D'emblée, "Rain" marque les esprits, avec son instru façon jeu vidéo, un exercice répété avec le titre final, "Let’s Get ‘Em’s". Plus tard, "Illuminati" est porté à merveille par une musique très ambient, de même que cette réussite qu'est le titre éponyme de l'album. Une flûte paisible habille un portrait de New-York sur "4 Corners". On note également quelques curiosités assez inédites : "For the Kids", par exemple, est accompagné fort à propos par le sample d'un enfant que l'auditeur trouvera, au choix, malin ou irritant ; le faiblard "Cedar and Sedgwick" ressemble à un concerto pour couteaux et fourchettes ; et, plus convaincant, "The Ancient" allie quelque instrument à vent oriental à des "hou ha" de sauvages.
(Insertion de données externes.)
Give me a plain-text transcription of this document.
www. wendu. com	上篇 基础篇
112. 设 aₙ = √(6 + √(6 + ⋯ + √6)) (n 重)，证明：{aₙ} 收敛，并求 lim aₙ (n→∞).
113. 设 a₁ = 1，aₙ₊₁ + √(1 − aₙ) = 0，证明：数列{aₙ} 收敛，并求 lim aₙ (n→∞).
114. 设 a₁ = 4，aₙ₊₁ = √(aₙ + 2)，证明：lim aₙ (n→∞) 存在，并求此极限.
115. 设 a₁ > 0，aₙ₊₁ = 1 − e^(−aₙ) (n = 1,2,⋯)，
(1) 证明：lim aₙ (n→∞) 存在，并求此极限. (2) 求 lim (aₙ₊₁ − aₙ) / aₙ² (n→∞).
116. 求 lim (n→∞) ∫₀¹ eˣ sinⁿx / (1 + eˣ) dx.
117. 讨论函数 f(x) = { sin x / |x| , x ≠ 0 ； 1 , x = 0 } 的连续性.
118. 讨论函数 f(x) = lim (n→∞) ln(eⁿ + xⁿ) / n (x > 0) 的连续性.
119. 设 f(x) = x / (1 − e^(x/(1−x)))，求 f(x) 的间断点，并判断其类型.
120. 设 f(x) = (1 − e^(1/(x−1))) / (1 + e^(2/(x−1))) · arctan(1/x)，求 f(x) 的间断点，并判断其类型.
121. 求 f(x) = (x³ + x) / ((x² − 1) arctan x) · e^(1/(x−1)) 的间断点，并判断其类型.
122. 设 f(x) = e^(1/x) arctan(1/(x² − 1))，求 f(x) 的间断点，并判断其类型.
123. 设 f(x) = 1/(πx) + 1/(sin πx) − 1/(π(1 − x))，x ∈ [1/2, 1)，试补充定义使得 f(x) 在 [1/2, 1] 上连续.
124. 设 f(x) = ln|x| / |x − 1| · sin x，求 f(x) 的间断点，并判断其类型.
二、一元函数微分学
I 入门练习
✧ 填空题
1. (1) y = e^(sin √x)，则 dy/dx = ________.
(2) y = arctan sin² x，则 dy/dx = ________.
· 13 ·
Ces variations incessantes sont, la plupart du temps, épousées avec facilité par Homeboy Sandman. Il sait y adapter son intonation, sa voix, son phrasé, par exemple quand il se lance dans un chanté / rappé léger pour accompagner les cuivres et le piano dégainés par Oddisee sur le charmant single "Watchu Want From Me?", ou plus tard quand le rappeur privilégie au contraire un débit robotique ("Sputnik", "Mine All Mine"). Et c'est sans doute cette élasticité, cette versatilité, autant que ses qualités purement "lyricales", qui confirment, avec l'ensemble de l'album, que les critiques élogieuses collectées par Homeboy Sandman au cours de ces dernières années n'étaient pas totalement imméritées.